What is Quadratic Equation

Quadratic equation in one variable is the equation with standard form $$$\color{purple}{{{a}{{x}}^{{2}}+{b}{x}+{c}={0}}}$$$.

$$$a$$$, $$$b$$$ and $$$c$$$ are some numbers and $$$x$$$ is variable.
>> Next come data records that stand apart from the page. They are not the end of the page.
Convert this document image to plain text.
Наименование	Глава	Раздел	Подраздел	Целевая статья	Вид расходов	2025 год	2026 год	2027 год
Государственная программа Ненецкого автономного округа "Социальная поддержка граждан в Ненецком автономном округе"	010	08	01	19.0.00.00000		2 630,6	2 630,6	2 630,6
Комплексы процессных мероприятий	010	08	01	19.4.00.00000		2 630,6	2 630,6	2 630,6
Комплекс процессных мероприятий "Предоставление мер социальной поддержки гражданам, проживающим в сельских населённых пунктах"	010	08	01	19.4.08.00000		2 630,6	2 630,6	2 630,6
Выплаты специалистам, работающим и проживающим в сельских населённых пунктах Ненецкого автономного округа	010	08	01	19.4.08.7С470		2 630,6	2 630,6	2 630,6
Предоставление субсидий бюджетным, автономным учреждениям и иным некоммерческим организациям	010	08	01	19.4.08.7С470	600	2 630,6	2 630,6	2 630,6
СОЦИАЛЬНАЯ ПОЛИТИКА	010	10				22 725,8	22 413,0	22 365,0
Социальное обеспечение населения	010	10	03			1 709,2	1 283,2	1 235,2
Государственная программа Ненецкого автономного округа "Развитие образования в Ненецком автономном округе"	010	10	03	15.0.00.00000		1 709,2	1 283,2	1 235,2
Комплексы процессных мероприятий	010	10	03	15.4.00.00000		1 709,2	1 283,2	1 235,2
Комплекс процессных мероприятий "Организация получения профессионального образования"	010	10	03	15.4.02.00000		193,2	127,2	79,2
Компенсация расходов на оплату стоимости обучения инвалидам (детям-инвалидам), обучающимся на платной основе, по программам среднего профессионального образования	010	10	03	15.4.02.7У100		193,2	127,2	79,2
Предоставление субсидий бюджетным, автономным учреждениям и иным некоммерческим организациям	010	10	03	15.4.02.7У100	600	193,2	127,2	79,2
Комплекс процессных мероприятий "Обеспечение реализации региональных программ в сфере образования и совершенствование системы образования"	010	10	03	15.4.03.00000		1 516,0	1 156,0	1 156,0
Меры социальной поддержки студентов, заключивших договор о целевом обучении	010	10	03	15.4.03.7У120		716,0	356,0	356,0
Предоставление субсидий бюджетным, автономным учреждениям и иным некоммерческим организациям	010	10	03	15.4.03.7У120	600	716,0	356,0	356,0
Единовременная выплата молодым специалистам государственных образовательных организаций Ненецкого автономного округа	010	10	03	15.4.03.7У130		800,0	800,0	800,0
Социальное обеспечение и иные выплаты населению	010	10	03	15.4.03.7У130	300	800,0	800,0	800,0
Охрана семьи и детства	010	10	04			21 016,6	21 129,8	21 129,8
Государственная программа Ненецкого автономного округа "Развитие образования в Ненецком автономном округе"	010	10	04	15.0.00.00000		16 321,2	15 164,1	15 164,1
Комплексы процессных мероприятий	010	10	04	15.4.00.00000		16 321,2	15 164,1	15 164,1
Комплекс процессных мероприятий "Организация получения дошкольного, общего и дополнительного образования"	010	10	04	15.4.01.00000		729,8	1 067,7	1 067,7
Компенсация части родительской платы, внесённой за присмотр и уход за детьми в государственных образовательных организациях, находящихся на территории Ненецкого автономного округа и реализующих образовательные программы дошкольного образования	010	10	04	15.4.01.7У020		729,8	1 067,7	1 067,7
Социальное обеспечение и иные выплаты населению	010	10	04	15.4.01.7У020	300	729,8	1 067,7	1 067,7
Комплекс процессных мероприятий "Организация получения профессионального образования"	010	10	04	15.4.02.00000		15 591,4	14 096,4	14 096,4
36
Note, that $$$a$$$ can't be zero.

In essence, quadratic equation is nothing more than quadratic polynomial ("quad" means square) on the left hand side, and zero on the right hand side.

Examples of quadratic equations are:

  • $$${4}{{x}}^{{2}}-{2}{x}+{5}={0}$$$ ($$${a}={4}$$$, $$${b}=-{2}$$$, $$${c}={5}$$$)
  • $$${{m}}^{{2}}-{1}={0}$$$ ($$${a}={1}$$$, $$${b}={0}$$$, $$${c}=-{1}$$$)
  • $$$\frac{{3}}{{4}}{{y}}^{{2}}-{3}{y}={0}$$$ ($$${a}=\frac{{3}}{{4}}$$$, $$${b}=-{3}$$$, $$${c}={0}$$$)

Using equivalence of equations and properties of expressions, we can convert some other equations into the standard form:

  • $$$-{2}{{x}}^{{2}}={1}+{3}{x}$$$ is equivalent to $$$-{2}{{x}}^{{2}}-{3}{x}-{1}$$$ (move everything to the left)
  • $$${2}{\left({{x}}^{{2}}-{5}{x}\right)}={4}$$$ becomes $$${2}{{x}}^{{2}}-{10}{x}-{4}={0}$$$ (use distributive property of multiplication to expand left hand side, then move $$${4}$$$ to the left)
  • $$${y}{\left({2}-{y}\right)}={4}{y}+{3}$$$ becomes $$$-{{y}}^{{2}}-{2}{y}-{3}={0}$$$ (multiply monomial by polynomial, move everything to the left and combine like terms)
  • $$${\left({x}-{4}\right)}{\left({x}+{5}\right)}={1}$$$ becomes $$${{x}}^{{2}}+{x}-{21}={0}$$$ (multiply binomials, then move $$${1}$$$ to the left)
  • $$${x}+\frac{{1}}{{x}}={3}$$$ is equivalent to $$${{x}}^{{2}}-{3}{x}+{1}={0}$$$ (multiply both sides by $$${x}$$$, then move everything to the left)

Equation is quadratic, when it is written in standard form and variable is raised to the second power and to the first power only.

Following are NOT linear equations:

  • $$${2}{{x}}^{{3}}+{3}={0}$$$ (variable raised to the third power)
  • $$${2}{y}-{3}=\frac{{3}}{{2}}{{y}}^{{4}}$$$ (there is variable, raised to the fourth power)
  • $$$\frac{{1}}{{y}}+{{y}}^{{2}}={2}$$$ (if we multiply both sides by $$${y}$$$, we get the following equation: $$${1}+{{y}}^{{3}}={2}{y}$$$ and this equation is not quadratic)

Exercise 1. Determine, whether $$${2}{{x}}^{{2}}=-{5}{x}+{3}$$$ is quadratic and write it in standard form if it is.

Answer: yes; $$${2}{{x}}^{{2}}+{5}{x}-{3}={0}$$$.

Exercise 2. Determine, whether $$${x}{\left({x}-{2}\right)}={x}$$$ is quadratic and write it in standard form if it is.

Answer: yes; $$${{x}}^{{2}}-{3}{x}={0}$$$.

Exercise 3. Determine, whether $$${{x}}^{{3}}={7}$$$ is quadratic and write it in standard form if it is.

Answer: no.

Exercise 4. Determine, whether $$$\frac{{1}}{{x}}+{5}={{x}}^{{2}}$$$ is quadratic and write it in standard form if it is.

Answer: no. Multiplying both sides by $$${x}$$$ gives $$${1}+{5}{x}={{x}}^{{3}}$$$.

Exercise 5. Determine, whether $$$\frac{{3}}{{x}}={x}+{4}$$$ is quadratic and write it in standard form.

Answer: yes; $$$-{{x}}^{{2}}-{4}{x}+{3}={0}$$$.